Engaging Francophone Community Leaders for Strong, Resilient and Healthy Communities: West Nipissing & Sudbury East
By Estelle Duchon, HC Link Consultant
During 2009 and 2010, members of the Verner and Noëlville Villages-amis des aînés committee held many consultations to develop an action plan to support their Village-amis des aînés initiatives in both Noëlville and Verner. Once the action plan was created, they found themselves stuck on how to implement the plan. While it contained many great ideas, there were few people to help implement the plan. The challenge was daunting. It was at this point between December 2011 and February 2012 that I began to meet regularly with the committee to discuss the needs of Francophone leaders in the communities of West Nipissing and Sudbury East and to set up two days of training that would meet those needs.
The training sessions addressed issues such as: how to motivate volunteers in the development of community projects; how to recruit new volunteers, including recent retirees; where and how to seek financial resources for community projects; and how to influence policies that promote health. All of these issues were of high importance to the newly created Villages-amis des aînés in Noëlville and Verner, an initiative organized by FAFO (Fédération des aînés et retraités francophones de l’Ontario).

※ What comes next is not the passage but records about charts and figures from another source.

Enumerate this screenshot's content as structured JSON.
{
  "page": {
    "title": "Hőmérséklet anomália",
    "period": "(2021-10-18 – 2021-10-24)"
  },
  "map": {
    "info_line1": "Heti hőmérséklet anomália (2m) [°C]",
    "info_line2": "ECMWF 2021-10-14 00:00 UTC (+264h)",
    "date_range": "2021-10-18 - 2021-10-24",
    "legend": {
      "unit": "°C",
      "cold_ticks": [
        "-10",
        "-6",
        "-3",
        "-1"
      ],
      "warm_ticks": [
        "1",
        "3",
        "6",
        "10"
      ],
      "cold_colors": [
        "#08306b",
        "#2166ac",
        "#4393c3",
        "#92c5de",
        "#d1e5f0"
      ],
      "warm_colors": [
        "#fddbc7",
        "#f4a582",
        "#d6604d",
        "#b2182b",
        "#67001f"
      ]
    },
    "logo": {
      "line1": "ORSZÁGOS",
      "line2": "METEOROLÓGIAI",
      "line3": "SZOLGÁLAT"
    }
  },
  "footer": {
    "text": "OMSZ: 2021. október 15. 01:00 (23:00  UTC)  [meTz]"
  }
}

What is a village-ami des aînés? It is an elderly-friendly village that encourages active aging by optimizing opportunities for health, participation and security of older citizens, to improve their quality of life.
This “village-ami” concept is inclusive, which means that an elderly-friendly village is a village that is friendly to all. Meeting the needs of seniors involves addressing the needs of the most vulnerable, including children and people with disabilities. It also means encouraging the development of the economy and making life healthier, more vibrant and enriching for the entire community.
"Crazy ideas are ideas that are destabilizing at first, but end up making a difference. They serve as a trigger in the community."
- Jean Sirois, FAFO coordinator
Following the two training sessions and with new knowledge and tools in hand, these two communities have started to implement the action plan. We look forward to checking in with them down the road to see how their initiative has grown and prospered.